Several days of silence calls for at least a whimper of sound here… I’ve been on the road (Washington, DC, Boston, and tomorrow Montreal) and writing for crisp deadlines in amidst the travel. And I’m still uncertain as to whether it’s better to post little snippets just to keep the flow coming to your blog readers, or if I should concentrate on lengthier, more considered posts when the opportunity for them arises. Either way, I have been adding to the Shadow Blog, and there’s been plenty to add there, most of which I could have said something about here. (Unfortunately I can’t control the Shadow Blog’s appearance — that’s Google’s prerogative — so some entries come up only as linked titles, while others blare their full length at you.)
But a few things worth mentioning both concern economics:
First, the very pleasant surprise of Elinor Ostrom being awarded a Nobel Prize for it. (The other surprise Nobel I’ll leave uncommented upon…) Ostrom is a political scientist whose work on the commons is central to reconceptualizing the human capacity to manage commonly held resources. Her work (along with that of many colleagues) has dealt the death blow to Garrett Hardin’s “tragedy of the commons” scenario, with its ornery assumption that unless we privatize or bring in the heavy hand of government, humans will destroy their environment inevitably, incessantly, and repeatedly, out of some kind of death drive (or maybe birth drive, an inability to control our own reproduction). That’s a simplification, of course, intended provocatively, but it still gets a little maddening to see how captivated students get by the elegant simplicity of Hardin’s apocalyptic tale, while being much less interested in the messy complexities of real life as shown by painstaking fieldwork and careful analysis. Ostrom’s work shows that commons can be, and often have been, successfully managed — it just takes the right kind of collective institutions (appropriately scaled, manageable and participatory, with clearly understood responsibilities, etc.). Here’s the Nobel committee’s justification for their decision, a recent article of Ostrom’s from Science for those with institutional subscriptions, and some blog discussions on the topic.

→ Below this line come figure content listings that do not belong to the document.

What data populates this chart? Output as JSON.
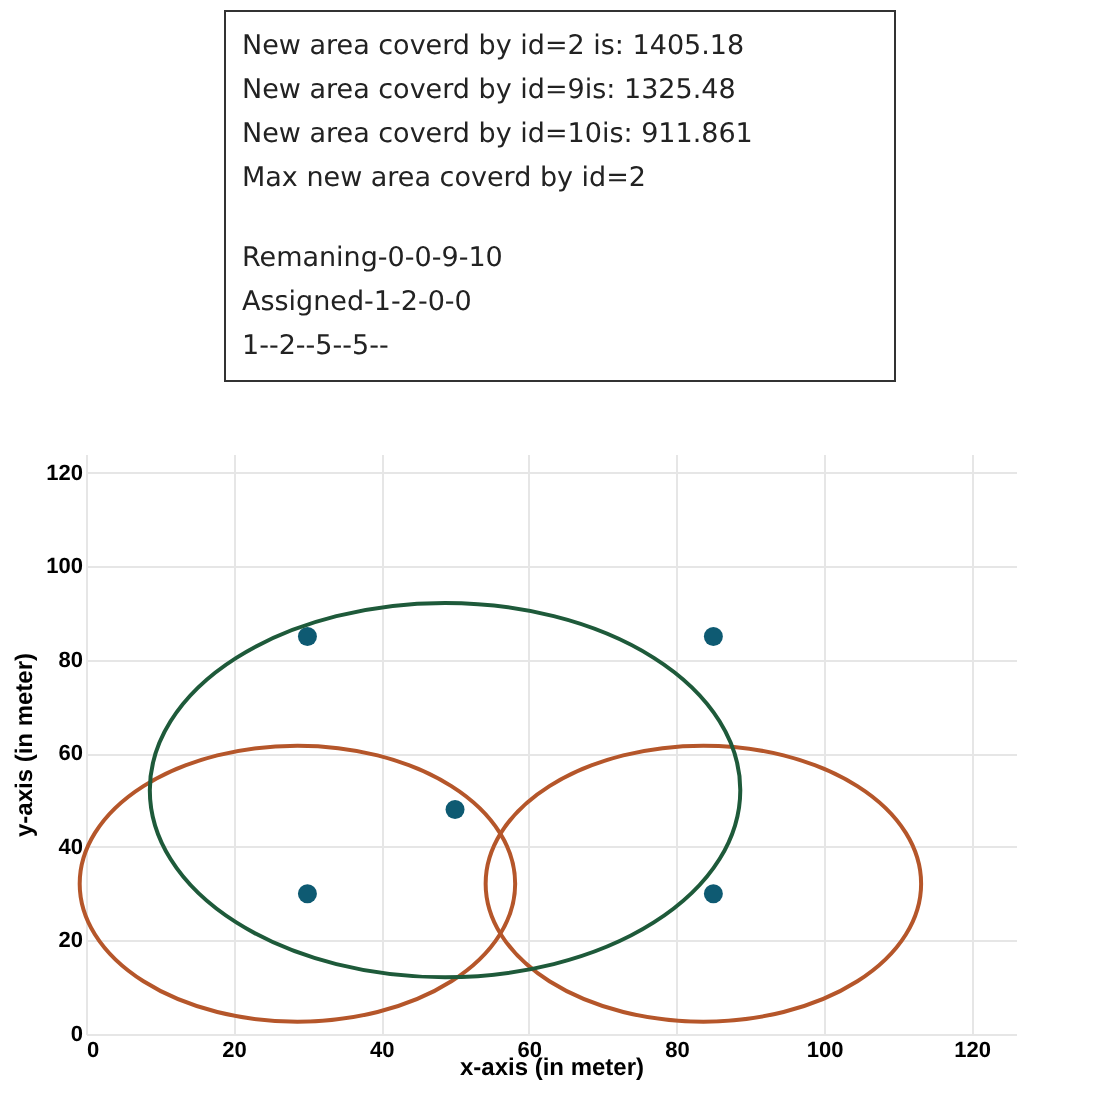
{
  "chart_data": {
    "type": "scatter",
    "xlabel": "x-axis (in meter)",
    "ylabel": "y-axis (in meter)",
    "annotations": [
      "New area coverd by id=2 is: 1405.18",
      "New area coverd by id=9is: 1325.48",
      "New area coverd by id=10is: 911.861",
      "Max new area coverd by id=2",
      "Remaning-0-0-9-10",
      "Assigned-1-2-0-0",
      "1--2--5--5--"
    ],
    "xlim": [
      0,
      126
    ],
    "ylim": [
      0,
      124
    ],
    "xticks": [
      0,
      20,
      40,
      60,
      80,
      100,
      120
    ],
    "yticks": [
      0,
      20,
      40,
      60,
      80,
      100,
      120
    ],
    "grid": true,
    "marker": "circle",
    "series": [
      {
        "color": "#0e5a72",
        "x": [
          30,
          85,
          50,
          30,
          85
        ],
        "values": [
          85,
          85,
          48,
          30,
          30
        ]
      }
    ]
  }
}
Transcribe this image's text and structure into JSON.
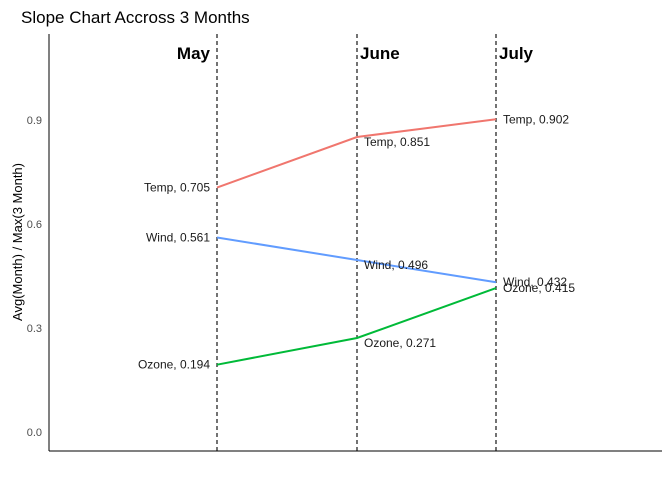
{
  "chart_data": {
    "type": "line",
    "title": "Slope Chart Accross 3 Months",
    "xlabel": "",
    "ylabel": "Avg(Month) / Max(3 Month)",
    "categories": [
      "May",
      "June",
      "July"
    ],
    "ylim": [
      0,
      1.05
    ],
    "y_ticks": [
      "0.0",
      "0.3",
      "0.6",
      "0.9"
    ],
    "grid": false,
    "legend": "none",
    "series": [
      {
        "name": "Temp",
        "color": "#f0766e",
        "values": [
          0.705,
          0.851,
          0.902
        ],
        "labels": [
          "Temp, 0.705",
          "Temp, 0.851",
          "Temp, 0.902"
        ]
      },
      {
        "name": "Wind",
        "color": "#619cff",
        "values": [
          0.561,
          0.496,
          0.432
        ],
        "labels": [
          "Wind, 0.561",
          "Wind, 0.496",
          "Wind, 0.432"
        ]
      },
      {
        "name": "Ozone",
        "color": "#00ba38",
        "values": [
          0.194,
          0.271,
          0.415
        ],
        "labels": [
          "Ozone, 0.194",
          "Ozone, 0.271",
          "Ozone, 0.415"
        ]
      }
    ]
  }
}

And second, the seismic shifts starting to take place in the field of economics, of which Ostrom’s Nobel is one indicator, Paul Krugman’s recent NY Times Magazine piece How Did Economists Get it So Wrong? is another, and the growing prominence of behavioral economics is a third. The latter is being incorporated into policy making in the US, as I’ve written about before, especially now that Cass Sunstein has been confirmed as Obama’s regulatory “czar” (he who has been under fire from Glenn Beck for, well, does it matter?). This piece from Britain’s funky Prospect Magazine provides more news about how it is also shaping public policy in the U.K.
(Where, though, are our buddies the ecological economists? They need to be taking this opportunity to leap to the forefront of economic debate as well. (I ought to prod my colleagues up the street at the Gund Institute eco-eco think-tank to see what they have to say…)
The idea of the commons is central to Ostrom’s work and, incidentally, is also at the heart of Michael Hardt & Antonio Negri’s third and final installment of their much loved / drooled over / berated (hopefully not in equal measure) Empire trilogy. (Are they the George Lucas of sociopolitical theory, or the Darth Vader?) Following up on Multitude, this one’s titled Commonwealth. They are the inspirational writers of the Spinozan (post-Marxist) left, and I’m eager to see where they’ve taken things (despite the weaknesses of the previous volumes, as outlined, for instance, by some of the articles here).
Re-Public put out a very nice special issue on the commons a while back, though it focuses more on the technological commons than the ecological ones, and the issues faced by the two are not always the same. I would also recommend Re-Public’s environmental justice issue, and Steven Shaviro’s (and others‘) more recent analyses of the economic crisis. And see On the Commons for more of this kind of thing.